Two friends in particular deserve thanks for helping me understand these hundred years - and indeed, in both cases, much more besides. The first is Peter Zarrow, whom I met at the East-West Philosophers’ Conference mentioned above. Peter has been a great source of guidance and good ideas, and I will forever be in his debt for the care and insight with which he read and commented on this entire manuscript. The second is Marina Svensson. We have generated a staggering amount of email traffic between Middletown, Connecticut, and Lund, Sweden, over the last several years. Her knowledge of and passion for Chinese intellectual, cultural, and political history, particularly as it relates to human rights, never fails to impress me. She has also been a model collaborator as we have labored together to complete The Chinese Human Rights Reader, a collection of 63 translated essays and speeches that in many ways serves as a companion volume both to my book and to her Debating Human Rights in China: A Conceptual and Political History, which is due out around the same time as my book. We look at the issue of human rights in China from differing vantage points and often ask different questions, but we have come to see these differences as complementary rather than contradictory. There is no one from whom I have learned more about twentieth-century Chinese discussions of rights.Colleagues here at Wesleyan, both in philosophy and in East Asian studies, have made this an ideal environment in which to learn and to teach. Brian Fay, Steve Horst, Bill Johnston, Don Moon, Joe Rouse, Sanford Shieh, and Vera Schwarcz, plus members of the Ethics and Politics Reading Group, have all read and commented on one or more chapters of the manuscript. More generally, the enthusiasm of my colleagues trained in Western philosophy for my work in Chinese materials has been exhilarating. Another source of inspiration and advice has been my students. All the participants in my seminars on Chinese Philosophy and Human Rights made contributions of one kind or another, for which I am very grateful.

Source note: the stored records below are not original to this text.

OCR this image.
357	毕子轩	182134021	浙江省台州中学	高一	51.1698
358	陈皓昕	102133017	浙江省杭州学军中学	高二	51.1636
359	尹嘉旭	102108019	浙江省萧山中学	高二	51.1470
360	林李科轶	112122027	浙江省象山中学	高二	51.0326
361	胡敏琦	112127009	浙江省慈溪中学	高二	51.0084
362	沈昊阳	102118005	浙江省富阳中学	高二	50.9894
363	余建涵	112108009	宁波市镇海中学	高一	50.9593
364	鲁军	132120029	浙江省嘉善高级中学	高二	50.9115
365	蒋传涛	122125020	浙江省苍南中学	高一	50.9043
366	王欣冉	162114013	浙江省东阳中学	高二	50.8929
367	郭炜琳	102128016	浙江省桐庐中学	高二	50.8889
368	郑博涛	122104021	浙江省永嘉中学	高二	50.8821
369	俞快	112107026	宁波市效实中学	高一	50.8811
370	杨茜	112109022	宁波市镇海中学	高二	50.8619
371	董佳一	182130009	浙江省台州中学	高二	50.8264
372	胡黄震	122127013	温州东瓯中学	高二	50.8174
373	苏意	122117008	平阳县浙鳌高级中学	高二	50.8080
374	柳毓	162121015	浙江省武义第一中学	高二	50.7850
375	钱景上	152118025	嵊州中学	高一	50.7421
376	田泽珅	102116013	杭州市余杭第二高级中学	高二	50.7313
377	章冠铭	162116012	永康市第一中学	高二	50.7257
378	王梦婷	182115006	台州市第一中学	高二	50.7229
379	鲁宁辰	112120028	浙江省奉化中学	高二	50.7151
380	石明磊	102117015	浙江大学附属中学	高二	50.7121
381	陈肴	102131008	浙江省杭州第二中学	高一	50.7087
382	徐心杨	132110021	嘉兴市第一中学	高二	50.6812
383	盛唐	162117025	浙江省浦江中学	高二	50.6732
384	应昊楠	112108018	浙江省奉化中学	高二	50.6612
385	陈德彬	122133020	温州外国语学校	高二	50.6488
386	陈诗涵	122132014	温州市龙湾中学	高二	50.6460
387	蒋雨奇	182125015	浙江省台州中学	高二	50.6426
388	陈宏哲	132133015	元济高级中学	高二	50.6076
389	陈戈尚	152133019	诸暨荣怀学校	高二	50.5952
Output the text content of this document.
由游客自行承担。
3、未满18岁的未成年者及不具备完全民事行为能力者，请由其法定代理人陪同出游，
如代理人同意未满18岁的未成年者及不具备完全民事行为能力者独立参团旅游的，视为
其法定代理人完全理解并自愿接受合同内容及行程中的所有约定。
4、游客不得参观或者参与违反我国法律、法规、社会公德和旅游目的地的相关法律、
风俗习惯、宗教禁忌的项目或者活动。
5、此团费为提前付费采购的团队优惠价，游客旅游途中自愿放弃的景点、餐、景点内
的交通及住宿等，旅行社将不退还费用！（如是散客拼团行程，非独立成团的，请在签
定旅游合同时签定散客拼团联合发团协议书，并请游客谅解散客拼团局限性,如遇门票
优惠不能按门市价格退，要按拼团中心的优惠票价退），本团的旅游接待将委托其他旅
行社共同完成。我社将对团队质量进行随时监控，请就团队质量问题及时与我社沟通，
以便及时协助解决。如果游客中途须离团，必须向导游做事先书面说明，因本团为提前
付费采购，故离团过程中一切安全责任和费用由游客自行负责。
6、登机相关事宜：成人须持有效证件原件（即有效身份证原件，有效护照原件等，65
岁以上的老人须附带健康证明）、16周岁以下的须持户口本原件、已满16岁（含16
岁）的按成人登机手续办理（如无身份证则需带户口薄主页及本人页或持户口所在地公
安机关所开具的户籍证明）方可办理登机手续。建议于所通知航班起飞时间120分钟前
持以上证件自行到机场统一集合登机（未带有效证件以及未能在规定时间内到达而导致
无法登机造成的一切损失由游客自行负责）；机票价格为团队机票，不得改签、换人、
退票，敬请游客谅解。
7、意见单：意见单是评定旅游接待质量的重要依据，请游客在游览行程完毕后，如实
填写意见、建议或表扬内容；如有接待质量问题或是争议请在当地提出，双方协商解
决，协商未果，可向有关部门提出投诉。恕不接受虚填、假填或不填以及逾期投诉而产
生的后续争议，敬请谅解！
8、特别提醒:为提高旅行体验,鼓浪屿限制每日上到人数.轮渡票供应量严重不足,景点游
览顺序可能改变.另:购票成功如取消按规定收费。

Those students who wrote senior theses or essays under my direction contributed even more directly to the development of my thinking. The work of Joe Casey, Andy Crawford, Ernest Kow, Wing Ng, and Whitney Trevelyan was particularly relevant to my own concerns, and I thank them for all they taught me.I am grateful to both Wesleyan University and the Chiang Ching-kuo Foundation for the support they provided me as I wrote this book. The time I was afforded to focus, read, and write was invaluable. Thanks, too, to the staff of Wesleyan’s Olin Library, particularly those in the InterLibrary Loan office. Virtually nothing seems to escape their reach. I would also be remiss if I did not mention the two anonymous readers for Cambridge University Press, whose scrupulous and well-informed comments did much to improve the book. My editor, Mary Child, has been a great help in bringing this project to fruition. Large parts of Chapter 6 first appeared in journal articles in Philosophy East and West and The Journal of the History of Ideas; I very much appreciate permission to reprint that material.1
1 Stephen C. Angle (1998), Did Someone Say “Rights”? Lui Shipei’s Concept of “Quanli” Philosophy East and West, 48:4,623—625; (2000), Should We All Be More English? Liang Qichao, Rudolf von Jhering, and Rights, Journal of the History of Ideas 61:2,241-261.
I turn finally to my family - those who have meant the most to me over the years I wrote the book. My mother, stepfather, and sister-in-law all read and commented on the manuscript, and even seemed to enjoy it. It has been fun talking and debating about the book’s themes with everyone in the family. But the truth is, the book has really been a pretty minor presence in my life over these last seven years, at least when compared to the new and constant joys of being a parent. This book is dedicated to my wife - my co-parent and closest companion - and our two wonderful daughters.